ADC Therapeutics has stopped development of lead solid tumor candidate ADCT-601. The biotech axed the AXL-directed antibody-drug conjugate (ADC) after failing to show a favorable benefit-risk profile in a phase 1b trial.
ADCT-601 consists of an anti-AXL antibody, licensed from BerGenBio, connected to a PBD-dimer toxin using linker technology from Synaffix. AXL is expressed in multiple tumor types, and high expression of the receptor often correlates to lower survival. Those properties have attracted multiple drug developers, but ADC identified its toxin and use of a biomarker assay in patient selection as differentiators.

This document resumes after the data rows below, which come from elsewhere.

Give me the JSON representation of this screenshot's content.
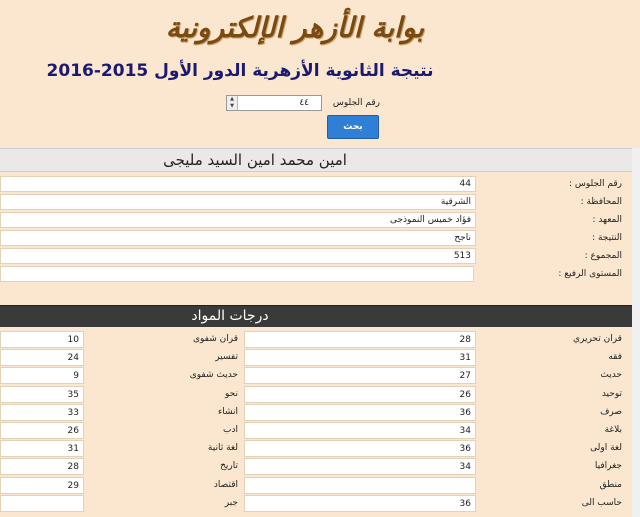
{
  "header": {
    "logo_text": "بوابة الأزهر الإلكترونية",
    "page_title": "نتيجة الثانوية الأزهرية الدور الأول 2015-2016"
  },
  "search": {
    "seat_label": "رقم الجلوس",
    "seat_value": "٤٤",
    "button_label": "بحث"
  },
  "student": {
    "name": "امين محمد امين السيد مليجى"
  },
  "info": [
    {
      "label": "رقم الجلوس :",
      "value": "44"
    },
    {
      "label": "المحافظة :",
      "value": "الشرقية"
    },
    {
      "label": "المعهد :",
      "value": "فؤاد خميس النموذجى"
    },
    {
      "label": "النتيجة :",
      "value": "ناجح"
    },
    {
      "label": "المجموع :",
      "value": "513"
    },
    {
      "label": "المستوى الرفيع :",
      "value": ""
    }
  ],
  "grades": {
    "title": "درجات المواد",
    "rows": [
      {
        "s1": "قران تحريري",
        "v1": "28",
        "s2": "قران شفوى",
        "v2": "10"
      },
      {
        "s1": "فقه",
        "v1": "31",
        "s2": "تفسير",
        "v2": "24"
      },
      {
        "s1": "حديث",
        "v1": "27",
        "s2": "حديث شفوى",
        "v2": "9"
      },
      {
        "s1": "توحيد",
        "v1": "26",
        "s2": "نحو",
        "v2": "35"
      },
      {
        "s1": "صرف",
        "v1": "36",
        "s2": "انشاء",
        "v2": "33"
      },
      {
        "s1": "بلاغة",
        "v1": "34",
        "s2": "ادب",
        "v2": "26"
      },
      {
        "s1": "لغة اولى",
        "v1": "36",
        "s2": "لغة ثانية",
        "v2": "31"
      },
      {
        "s1": "جغرافيا",
        "v1": "34",
        "s2": "تاريخ",
        "v2": "28"
      },
      {
        "s1": "منطق",
        "v1": "",
        "s2": "اقتصاد",
        "v2": "29"
      },
      {
        "s1": "حاسب الى",
        "v1": "36",
        "s2": "جبر",
        "v2": ""
      }
    ]
  }
}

The phase 1b trial represented an early test of whether those claimed advantages will translate into a compelling drug candidate. ADC provided an answer on Thursday, using its third-quarter results to drop ADCT-601 from its pipeline.
The biotech said it saw early signs of antitumor activity in the dose-escalation stage of the study. However, any optimism generated by those signs evaporated in the dose-optimization and expansion phase, when ADC was unable to demonstrate a favorable benefit-risk profile. The biotech said the clinical data and capital requirements for continued development led it to stop development.
ADC’s action ended the development of ADCT-601 as a single agent and combination therapy in sarcoma, pancreatic cancer and non-small cell lung cancer. The biotech is prioritizing its exatecan-based platform for solid tumors.
Exatecan, a potent inhibitor of topoisomerase I, is at the center of ADC’s next wave of candidates. The biotech has disclosed preclinical, exatecan-based ADCs against Claudin-6, NaPi2b, PSMA and ASCT2. The Claudin-6 and NaPi2b candidates were leading the way when ADC provided an update earlier in the year, having reached the IND-enabling stage ahead of the other two prospects.